Harrison B. Wilson Jr., former president of historically Black Norfolk State University in Virginia, passed away on July 28, 2019. He was 94 years old.
Dr. Wilson served as president of Norfolk State for 22 years. When he arrived on campus in 1975, the school only offered four graduate programs and enrolled 191 students. By the end of Dr. Wilson’s presidency in 1997, the university offered 14 master’s programs, one doctoral program, and enrolled 1,110 students.
Dr. Wilson also oversaw a successful Naval Reserve Officers Training Corps at the university, which produced the second largest number of minority naval officers in the nation, after the U.S. Naval Academy. Additionally, the university graduated more African American teachers than any other university in the country during Dr. Wilson’s presidency. For his successful career at the university, Norfolk State named one of its administrative buildings after Dr. Wilson upon his retirement in 1997.

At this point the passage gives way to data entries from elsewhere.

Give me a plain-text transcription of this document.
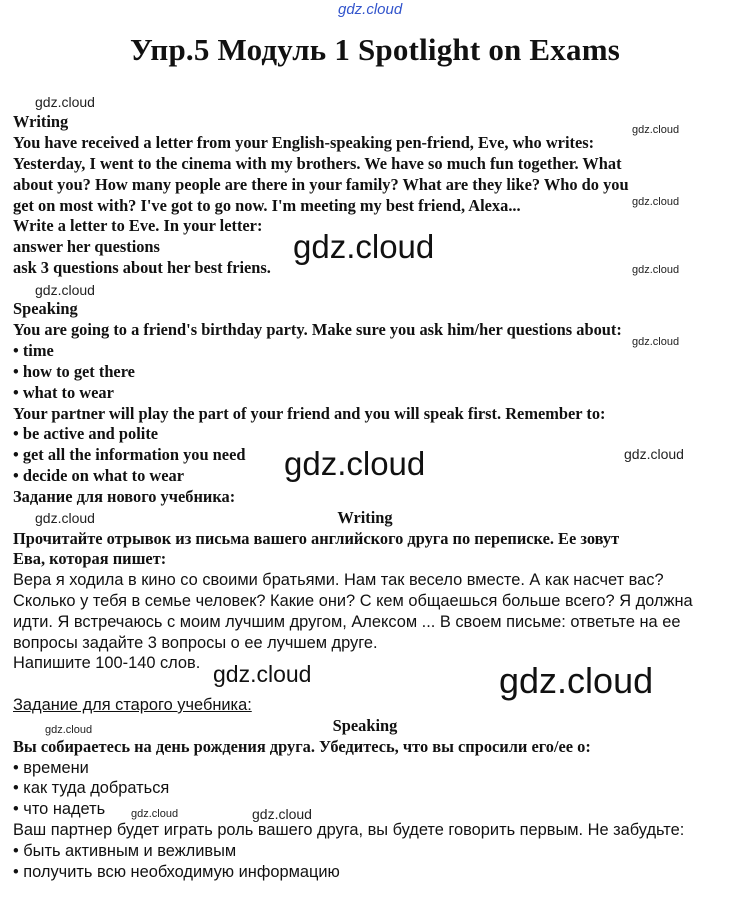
gdz.cloud
Упр.5 Модуль 1 Spotlight on Exams
Writing
You have received a letter from your English-speaking pen-friend, Eve, who writes:
Yesterday, I went to the cinema with my brothers. We have so much fun together. What
about you? How many people are there in your family? What are they like? Who do you
get on most with? I've got to go now. I'm meeting my best friend, Alexa...
Write a letter to Eve. In your letter:
answer her questions
ask 3 questions about her best friens.
Speaking
You are going to a friend's birthday party. Make sure you ask him/her questions about:
• time
• how to get there
• what to wear
Your partner will play the part of your friend and you will speak first. Remember to:
• be active and polite
• get all the information you need
• decide on what to wear
Задание для нового учебника:
Writing
Прочитайте отрывок из письма вашего английского друга по переписке. Ее зовут
Ева, которая пишет:
Вера я ходила в кино со своими братьями. Нам так весело вместе. А как насчет вас?
Сколько у тебя в семье человек? Какие они? С кем общаешься больше всего? Я должна
идти. Я встречаюсь с моим лучшим другом, Алексом ... В своем письме: ответьте на ее
вопросы задайте 3 вопросы о ее лучшем друге.
Напишите 100-140 слов.
Задание для старого учебника:
Speaking
Вы собираетесь на день рождения друга. Убедитесь, что вы спросили его/ее о:
• времени
• как туда добраться
• что надеть
Ваш партнер будет играть роль вашего друга, вы будете говорить первым. Не забудьте:
• быть активным и вежливым
• получить всю необходимую информацию
gdz.cloud
gdz.cloud
gdz.cloud
gdz.cloud
gdz.cloud
gdz.cloud
gdz.cloud
gdz.cloud	gdz.cloud
gdz.cloud
gdz.cloud	gdz.cloud
gdz.cloud
gdz.cloud	gdz.cloud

“I join the entire Spartan community in mourning the loss of Dr. Harrison B. Wilson,” said Virginia Governor Ralph Northam in a statement. “For more than two decades, his leadership brought tremendous achievement to Norfolk State University and charted a new course for the institution, both in academics and in athletics. As we reflect on his extraordinary life, legacy, and good will, my thoughts are with his wife, Dr. Lucy Wilson, his family, and the students, educators, and many others who loved him and learned from him.”
Dr. Wilson was a graduate of Kentucky State University. He held a master’s degree and doctorate from Indiana University.